Rosja: Biznesmen o pałacu dla Putina za 1 mld dolarów
O powstającym z myślą o Władimirze Putinie na południu Rosji kompleksie pałacowym o wartości 1 mld dolarów i o korupcji w otoczeniu premiera opowiedział dziennikowi "Wiedomosti" były partner biznesowy petersburskich przyjaciół Putina Siergiej Kolesnikow.
Rosyjski dziennik potwierdził, że Kolesnikow jest autorem demaskatorskiego listu otwartego na ten temat, adresowanego do prezydenta Rosji Dmitrija Miedwiediewa i noszącego datę 21 grudnia.
List Kolesnikowa do prezydenta Miedwiediewa o powstającym na wybrzeżu czarnomorskim i wartym 1 mld dolarów "kompleksie wypoczynkowym" Władimira Putina opublikowano w ubiegłym tygodniu na stronie internetowej corruptionfreerussia.com w wersji angielskiej i rosyjskiej.

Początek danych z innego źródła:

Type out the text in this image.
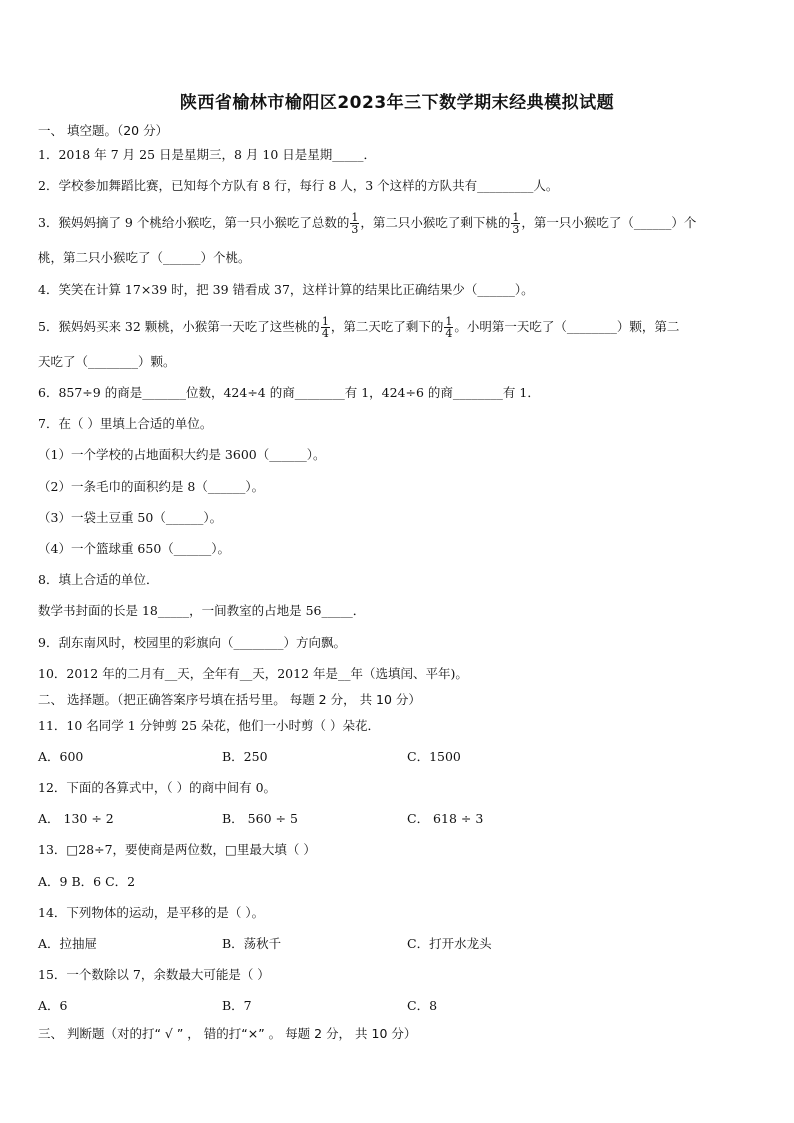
陕西省榆林市榆阳区2023年三下数学期末经典模拟试题
一、 填空题。（20 分）
1．2018 年 7 月 25 日是星期三，8 月 10 日是星期_____．
2．学校参加舞蹈比赛，已知每个方队有 8 行，每行 8 人，3 个这样的方队共有_________人。
3．猴妈妈摘了 9 个桃给小猴吃，第一只小猴吃了总数的 $\frac{1}{3}$ ，第二只小猴吃了剩下桃的 $\frac{1}{3}$ ，第一只小猴吃了（______）个
桃，第二只小猴吃了（______）个桃。
4．笑笑在计算 17×39 时，把 39 错看成 37，这样计算的结果比正确结果少（______）。
5．猴妈妈买来 32 颗桃，小猴第一天吃了这些桃的 $\frac{1}{4}$ ，第二天吃了剩下的 $\frac{1}{4}$ 。小明第一天吃了（________）颗，第二
天吃了（________）颗。
6．857÷9 的商是_______位数，424÷4 的商________有 1，424÷6 的商________有 1．
7．在（ ）里填上合适的单位。
（1）一个学校的占地面积大约是 3600（______）。
（2）一条毛巾的面积约是 8（______）。
（3）一袋土豆重 50（______）。
（4）一个篮球重 650（______）。
8．填上合适的单位．
数学书封面的长是 18_____，一间教室的占地是 56_____．
9．刮东南风时，校园里的彩旗向（________）方向飘。
10．2012 年的二月有__天，全年有__天，2012 年是__年（选填闰、平年)。
二、 选择题。（把正确答案序号填在括号里。 每题 2 分， 共 10 分）
11．10 名同学 1 分钟剪 25 朵花，他们一小时剪（ ）朵花．
A．600	B．250	C．1500
12．下面的各算式中，（ ）的商中间有 0。
A． 130 ÷ 2	B． 560 ÷ 5	C． 618 ÷ 3
13．□28÷7，要使商是两位数，□里最大填（ ）
A．9 B．6 C．2
14．下列物体的运动，是平移的是（ ）。
A．拉抽屉	B．荡秋千	C．打开水龙头
15．一个数除以 7，余数最大可能是（ ）
A．6	B．7	C．8
三、 判断题（对的打“ √ ” ， 错的打“×” 。 每题 2 分， 共 10 分）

Dziennik potwierdził, że Kolesnikow to dawny partner biznesowy znajomych Putina: Nikołaja Szamałowa i Dmitrija Goriełowa.
W liście Kolesnikow pisze, że "do osobistego użytku premiera Rosji" w okolicach miejscowości Praskowiejewka w rejonie miasta Gelendżyk nad Morzem Czarnym powstaje od roku 2006 "kompleks wypoczynkowy", a od roku 2007 trwa tu też uprawa szlachetnych odmian winorośli dla rezydencji.
Wartość "Projektu Południe" - bo tak nazwano ten kompleks - sięgnęła 1 mld dolarów sądząc z rachunków, w które Kolesnikow miał wgląd po raz ostatni w październiku roku 2009, nim go odsunięto od projektu. Kolesnikow twierdzi, że chociaż nominalnie kompleks należy do Szamałowa, jego rzeczywistym właścicielem jest premier Rosji, a środki na budowę tego, jak to nazwał w liście, "skorumpowanego przedsięwzięcia", zdobywano nielegalnie, z naruszeniem norm prawa, na co podobno zwracał bezskutecznie uwagę.
Kolesnikow, który przebywa za granicą, utrzymuje, że list napisał po to, by Rosjanie i prezydent poznali prawdę. "Jak postąpią - to ich rzecz, ale teraz znają prawdę" - powiedział w rozmowie z dziennikiem "Wiedomosti".
Źródło z otoczenia prezydenta Rosji uważa posunięcie Kolesnikowa za bezprecedensowe, lecz wątpi, by Miedwiediew zareagował na ten list. "Pałac Putina" nie ma nic wspólnego z premierem Rosji - powiedział jego rzecznik.